Display cases highlights the lives and careers of the three astronauts in these NASA descriptions.
Gus Grissom was “one of NASA’s Original Seven astronauts who flew the second Mercury mission, a hunting jacket and a pair of ski boots are on display, along with a small model of the Mercury spacecraft and a model of an F-86 Sabre jet like the one he flew in the Korean War. A slide rule and engineering drafts typify his dedication to detail.”
“The small handheld maneuvering thruster that Ed White II used to steer himself outside his Gemini capsule during the first American spacewalk features prominently in the display case for the West Point graduate whose athletic prowess nearly equaled his flying acumen. An electric drill stands alongside the “zip gun,” as he called the thruster.”
“It was great to juxtaposition it with a drill which was also a tool that Ed loved to use,” Berrios said. “He had a tremendous passion for making things for his family.”
“Roger Chaffee, for whom Apollo 1 would have been his first mission into space, was an esteemed Naval aviator who became a test pilot in his drive to qualify as an astronaut later. Displayed are board games he played with his wife and kids on rare evenings free of training.”
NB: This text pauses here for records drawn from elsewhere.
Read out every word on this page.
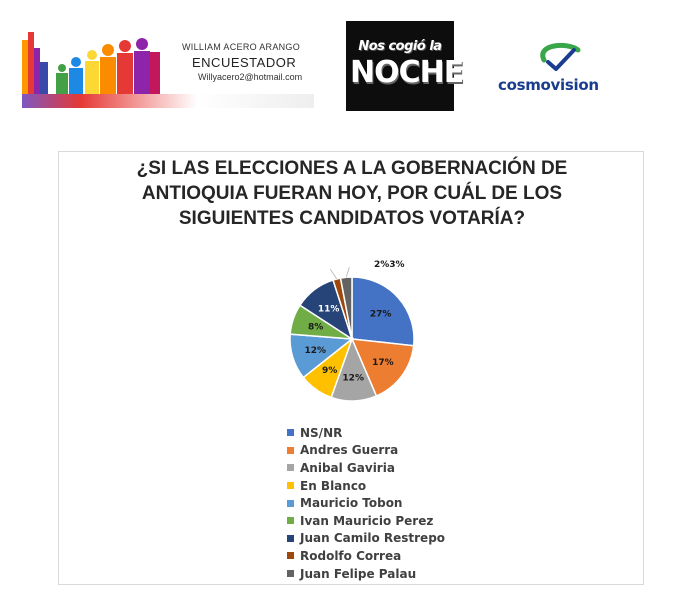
WILLIAM ACERO ARANGO
ENCUESTADOR
Willyacero2@hotmail.com
Nos cogió la
NOCHE cosmovision
¿SI LAS ELECCIONES A LA GOBERNACIÓN DE
ANTIOQUIA FUERAN HOY, POR CUÁL DE LOS
SIGUIENTES CANDIDATOS VOTARÍA?
27%
17%
12%
9%
12%
8%
11%
2%3%
NS/NR
Andres Guerra
Anibal Gaviria
En Blanco
Mauricio Tobon
Ivan Mauricio Perez
Juan Camilo Restrepo
Rodolfo Correa
Juan Felipe Palau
Grissom, White and Chaffee composed NASA’s first three person crew following the one man Mercury program and two man Gemini program, that had just concluded in November 1966 with Gemini 12.
The trio had been scheduled to blastoff on February 21, 1967 on a 14 day long mission in Earth orbit to thoroughly check out the Apollo command and service modules.
Apollo 1 was to be the first launch in NASA’s Apollo moon landing program initiated by President John F. Kennedy in 1961.
Apollo 1 was planned to pave the way to the Moon so that succeeding missions would eventually “land a man on the Moon and return him safely to Earth before this decade is out” as Kennedy eloquently challenged the nation to do.
I remember seeing the first news flashes about the Apollo 1 fire on the TV as a child, as it unfolded on the then big three networks. It is indelibly marked in my mind. This new exhibit truly tells the story of these astronaut heroes vividly to those with distant memories and those with little or no knowledge of Apollo 1.